I re-relocated to the UK and volunteered for everything in sight. I was going to offer a teen acting workshop at a community centre in a disadvantaged neck of the SW London woods, but it turned out the centre’s far greater interest was in my designing their annual report. I know from LA that people appreciate pro bono design work to exactly the same extent they pay you for it. I tutored teens at a state secondary school in Shepherds Bush, but was spending three hours travelling back and forth, and, frankly, didn’t find the boys’ yawning in my face for an hour per session terribly fulfilling. I volunteered for a suicide prevention hotline, imagining that my own experience of suicidal despair made me a splendid candidate for the job, only to discover first that you were allowed only to murmur something neutral and very vaguely supportive, like “I understand”, and that you weren’t allowed to do even that without extensive training. If the training were going to be as boring as the orientation meeting, I probably wasn't going to live through it to try, ultra-passively, to keep others alive.

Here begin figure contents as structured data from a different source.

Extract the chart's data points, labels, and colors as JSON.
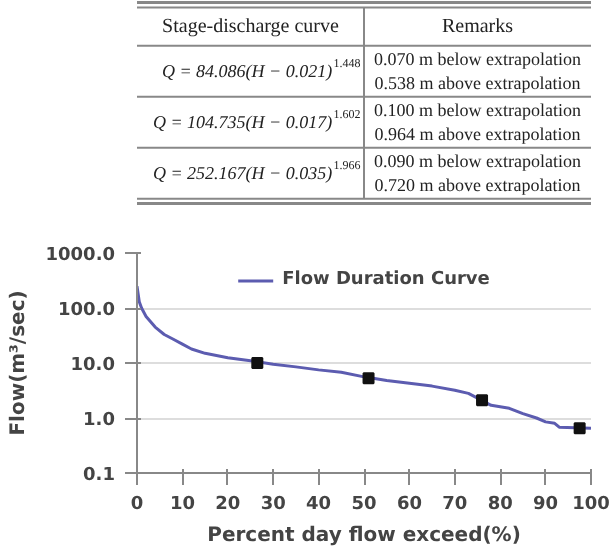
{
  "chart_data": [
    {
      "type": "other",
      "annotations": [
        "Stage-discharge curve",
        "Remarks",
        "Q = 84.086(H − 0.021)$^{1.448}$",
        "0.070 m below extrapolation",
        "0.538 m above extrapolation",
        "Q = 104.735(H − 0.017)$^{1.602}$",
        "0.100 m below extrapolation",
        "0.964 m above extrapolation",
        "Q = 252.167(H − 0.035)$^{1.966}$",
        "0.090 m below extrapolation",
        "0.720 m above extrapolation"
      ]
    },
    {
      "type": "line",
      "xlabel": "Percent day flow exceed(%)",
      "ylabel": "Flow(m³/sec)",
      "log": "y",
      "grid": "y",
      "legend": "top",
      "xlim": [
        0,
        100
      ],
      "xticks": [
        0,
        10,
        20,
        30,
        40,
        50,
        60,
        70,
        80,
        90,
        100
      ],
      "ylim": [
        0.1,
        1000
      ],
      "yticks": [
        {
          "value": 0.1,
          "label": "0.1"
        },
        {
          "value": 1,
          "label": "1.0"
        },
        {
          "value": 10,
          "label": "10.0"
        },
        {
          "value": 100,
          "label": "100.0"
        },
        {
          "value": 1000,
          "label": "1000.0"
        }
      ],
      "series": [
        {
          "name": "Flow Duration Curve",
          "color": "#5c5cb0",
          "marker": "none",
          "x": [
            0,
            0.5,
            1,
            2,
            4,
            6,
            8,
            10,
            12,
            15,
            20,
            25,
            30,
            35,
            40,
            45,
            50,
            55,
            60,
            65,
            70,
            73,
            75,
            78,
            82,
            85,
            88,
            90,
            92,
            93,
            100
          ],
          "values": [
            250,
            130,
            100,
            70,
            45,
            33,
            27,
            22,
            18,
            15,
            12.5,
            11,
            9.5,
            8.5,
            7.5,
            6.8,
            5.6,
            4.8,
            4.3,
            3.8,
            3.2,
            2.8,
            2.3,
            1.7,
            1.5,
            1.2,
            1.0,
            0.85,
            0.8,
            0.68,
            0.65
          ]
        },
        {
          "type": "scatter",
          "color": "#111111",
          "marker": "square",
          "x": [
            26.5,
            51,
            76,
            97.5
          ],
          "values": [
            10,
            5.3,
            2.1,
            0.65
          ]
        }
      ]
    }
  ]
}
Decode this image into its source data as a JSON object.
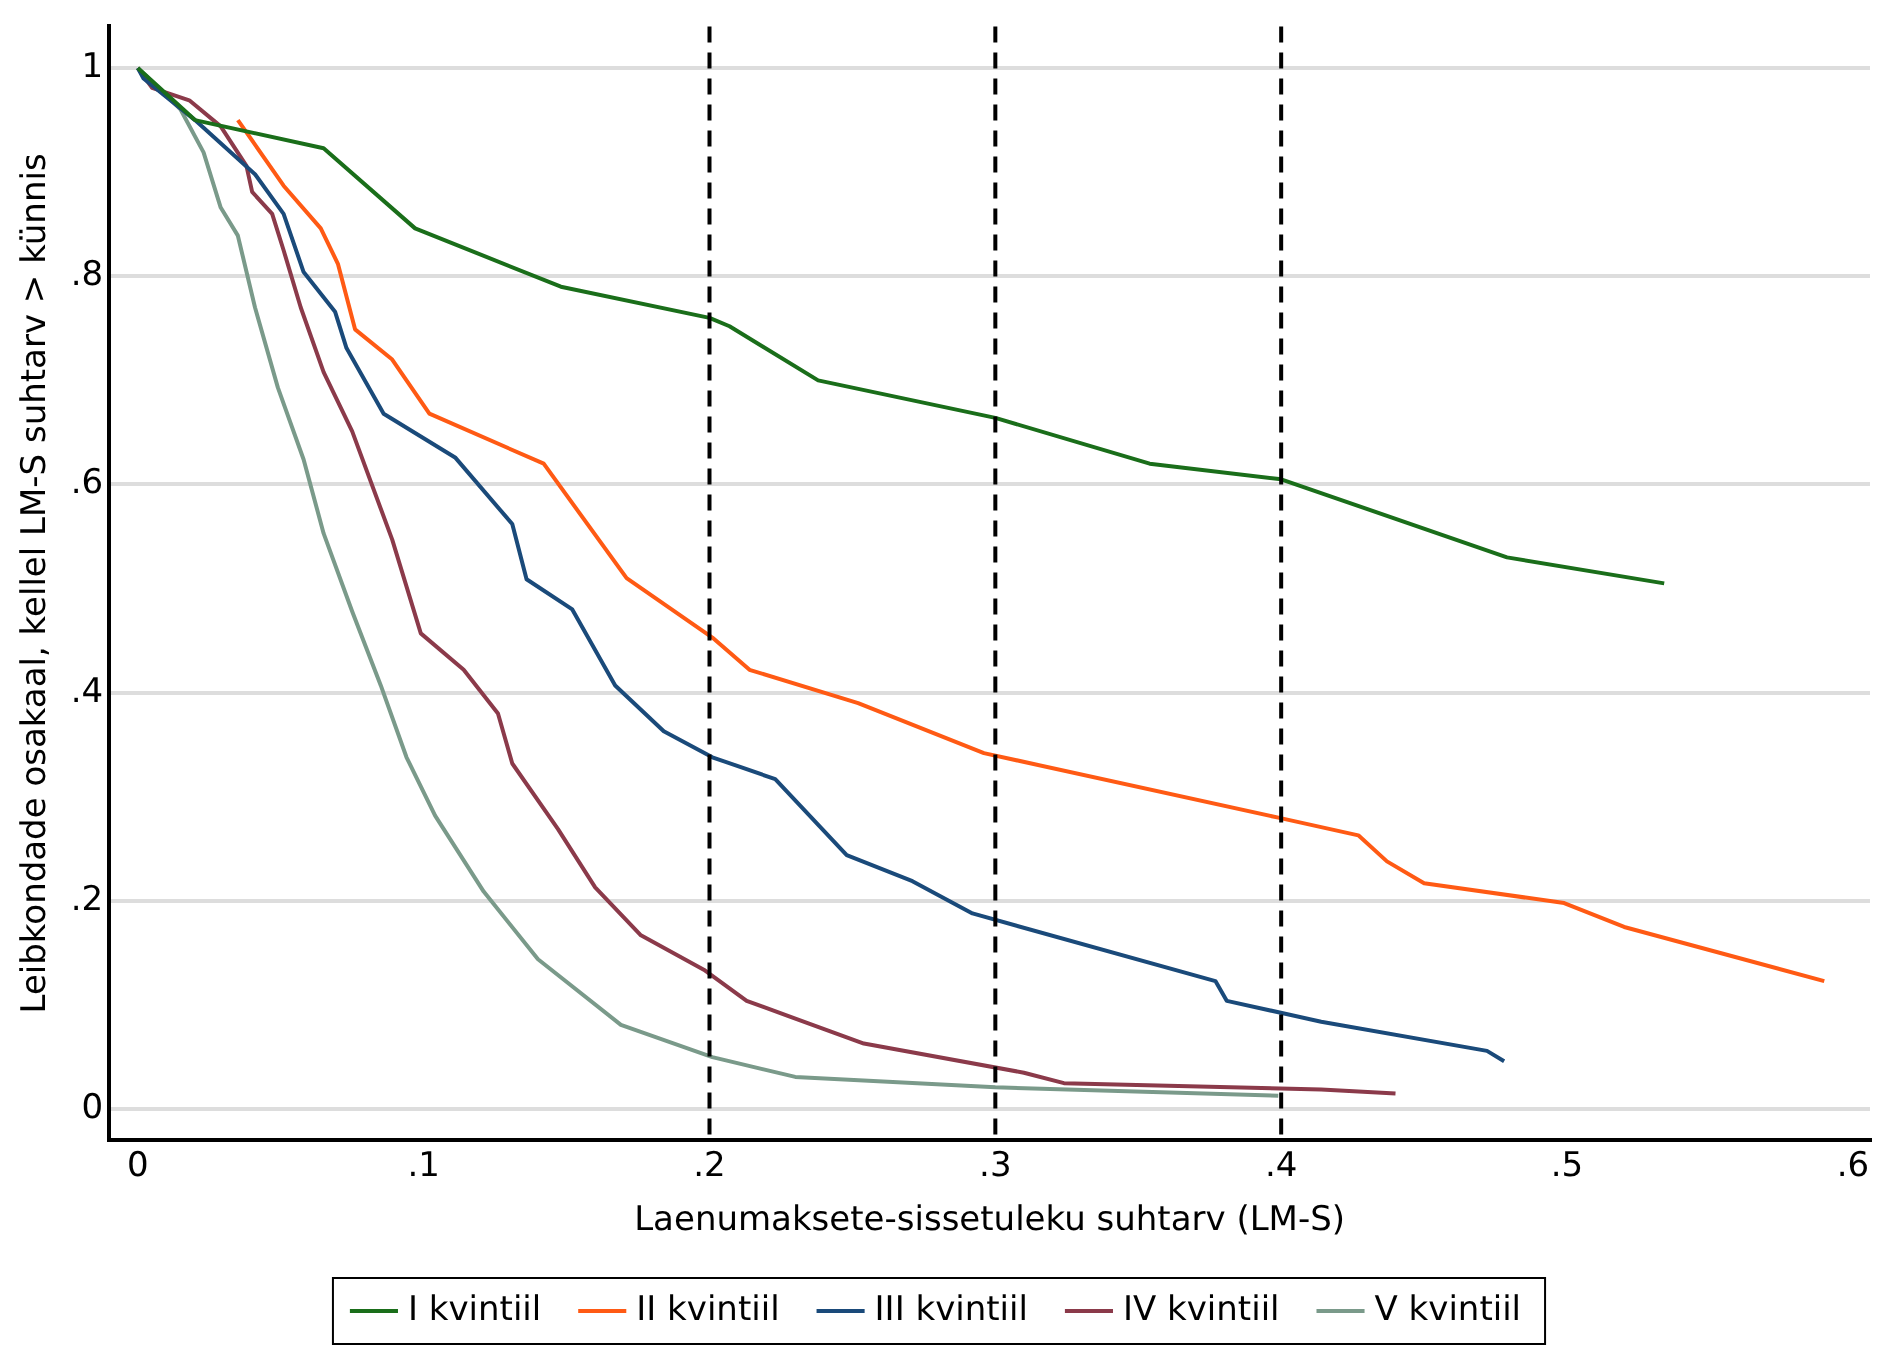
{
  "chart_data": {
    "type": "line",
    "xlabel": "Laenumaksete-sissetuleku suhtarv (LM-S)",
    "ylabel": "Leibkondade osakaal, kellel LM-S suhtarv > künnis",
    "xlim": [
      -0.01,
      0.606
    ],
    "ylim": [
      -0.03,
      1.04
    ],
    "xticks": [
      0,
      {
        "value": 0.1,
        "label": ".1"
      },
      {
        "value": 0.2,
        "label": ".2"
      },
      {
        "value": 0.3,
        "label": ".3"
      },
      {
        "value": 0.4,
        "label": ".4"
      },
      {
        "value": 0.5,
        "label": ".5"
      },
      {
        "value": 0.6,
        "label": ".6"
      }
    ],
    "yticks": [
      0,
      {
        "value": 0.2,
        "label": ".2"
      },
      {
        "value": 0.4,
        "label": ".4"
      },
      {
        "value": 0.6,
        "label": ".6"
      },
      {
        "value": 0.8,
        "label": ".8"
      },
      1
    ],
    "grid": "y",
    "legend": "bottom",
    "marker": "none",
    "line_style": "solid",
    "ref_lines": [
      {
        "axis": "x",
        "value": 0.2,
        "color": "#000000",
        "line_style": "dashed"
      },
      {
        "axis": "x",
        "value": 0.3,
        "color": "#000000",
        "line_style": "dashed"
      },
      {
        "axis": "x",
        "value": 0.4,
        "color": "#000000",
        "line_style": "dashed"
      }
    ],
    "series": [
      {
        "name": "I kvintiil",
        "color": "#1a6e1a",
        "x": [
          0,
          0.02,
          0.065,
          0.097,
          0.148,
          0.2,
          0.207,
          0.238,
          0.3,
          0.354,
          0.4,
          0.479,
          0.534
        ],
        "values": [
          1,
          0.95,
          0.923,
          0.846,
          0.79,
          0.76,
          0.752,
          0.7,
          0.664,
          0.62,
          0.605,
          0.53,
          0.505
        ]
      },
      {
        "name": "II kvintiil",
        "color": "#ff5a14",
        "x": [
          0.035,
          0.051,
          0.064,
          0.07,
          0.076,
          0.089,
          0.102,
          0.142,
          0.171,
          0.201,
          0.214,
          0.252,
          0.296,
          0.399,
          0.427,
          0.437,
          0.45,
          0.499,
          0.52,
          0.59
        ],
        "values": [
          0.95,
          0.887,
          0.846,
          0.812,
          0.749,
          0.72,
          0.668,
          0.62,
          0.51,
          0.453,
          0.422,
          0.39,
          0.342,
          0.28,
          0.263,
          0.238,
          0.217,
          0.198,
          0.175,
          0.123
        ]
      },
      {
        "name": "III kvintiil",
        "color": "#1a4a7a",
        "x": [
          0,
          0.002,
          0.02,
          0.041,
          0.051,
          0.058,
          0.069,
          0.073,
          0.086,
          0.111,
          0.131,
          0.136,
          0.152,
          0.167,
          0.184,
          0.201,
          0.223,
          0.248,
          0.271,
          0.292,
          0.377,
          0.381,
          0.414,
          0.472,
          0.478
        ],
        "values": [
          1,
          0.99,
          0.95,
          0.898,
          0.86,
          0.804,
          0.766,
          0.731,
          0.668,
          0.626,
          0.562,
          0.509,
          0.48,
          0.407,
          0.363,
          0.338,
          0.317,
          0.244,
          0.219,
          0.188,
          0.123,
          0.104,
          0.084,
          0.056,
          0.046
        ]
      },
      {
        "name": "IV kvintiil",
        "color": "#8b3a4a",
        "x": [
          0,
          0.005,
          0.018,
          0.029,
          0.038,
          0.04,
          0.047,
          0.051,
          0.057,
          0.065,
          0.075,
          0.089,
          0.099,
          0.114,
          0.126,
          0.131,
          0.147,
          0.16,
          0.176,
          0.198,
          0.213,
          0.254,
          0.31,
          0.324,
          0.414,
          0.44
        ],
        "values": [
          1,
          0.981,
          0.969,
          0.944,
          0.906,
          0.881,
          0.86,
          0.825,
          0.77,
          0.708,
          0.651,
          0.547,
          0.457,
          0.422,
          0.38,
          0.332,
          0.269,
          0.213,
          0.167,
          0.134,
          0.104,
          0.063,
          0.035,
          0.025,
          0.019,
          0.015
        ]
      },
      {
        "name": "V kvintiil",
        "color": "#7a9a8a",
        "x": [
          0,
          0.011,
          0.015,
          0.023,
          0.029,
          0.035,
          0.041,
          0.049,
          0.058,
          0.065,
          0.075,
          0.085,
          0.094,
          0.104,
          0.121,
          0.14,
          0.169,
          0.201,
          0.23,
          0.3,
          0.399
        ],
        "values": [
          1,
          0.971,
          0.96,
          0.919,
          0.866,
          0.839,
          0.77,
          0.693,
          0.624,
          0.553,
          0.478,
          0.407,
          0.338,
          0.282,
          0.209,
          0.144,
          0.081,
          0.05,
          0.031,
          0.021,
          0.013
        ]
      }
    ]
  }
}
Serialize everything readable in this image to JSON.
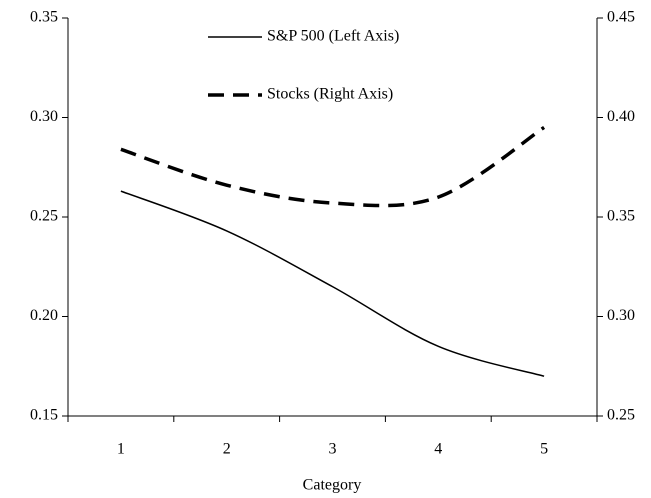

The problem is that I passionately hate training. Two weeks ago, I went for a full day of training for a programme that benefits former offenders, as they’re called here, who’ve just completed their prison sentences, and are trying to re-integrate into the society at large. It was exactly what I’d expected — and dreaded. Early on, we were divided into teams, each of which was given a huge piece of paper on which to write a definition of, for instance, mentoring. I suggested “teaching and guiding”, but my teammate (and, yes, I am paraphrasing) preferred “teaching and guiding someone so they make good life choices and stay out of trouble because it’s easy for ex-offenders to revert to earlier patterns of behaviour that aren’t good for them and isn’t good for the community”. There there followed an extended group consideration of our various definitions, during which I was acutely aware of precious hours of my golden years being irretrievably lost.

There was, to be fair, a moment I enjoyed. As a group, we compiled a list of different kinds of physical abuse, one of which was drowning. (Drowning someone does indeed strike me as quintessentially abusive.) Then we had to divide up into little teams again, and make lists of signs of the different kinds of abuse. After my teammates and I had noted all the obvious ones, like bruises, welts, cuts, and so on, I proposed “bloated waterlogged corpse,” which I thought an unmistakable indication of someone having drowned. When the snooty young woman who’d appointed herself our little team’s spokesperson had to read that out, I managed to remain silent, but was unmistakably shaking with laughter. I don’t think the two instructors got the joke, or appreciated my amusedness.  
We learned that if our mentees couldn’t afford busfare to our meetings, it was strictly forbidden for us to transfer a few quid into their accounts, as our mentees would then be able, if they were really clever and devious, to ascertain our surnames and addresses, and cause all manner of trouble for the programme as a whole. I wondered aloud why the presumption was that the beneficiaries of our altruism would turn us so awfully. The two instructors exchanged a look that said, “Well, I don’t think we’ll be using this guy.” How dare I challenge their catastrophic expectations.

A long day, in not-pleasant and not-nearby Kings Cross, down the drain. And I’m still not helping anybody.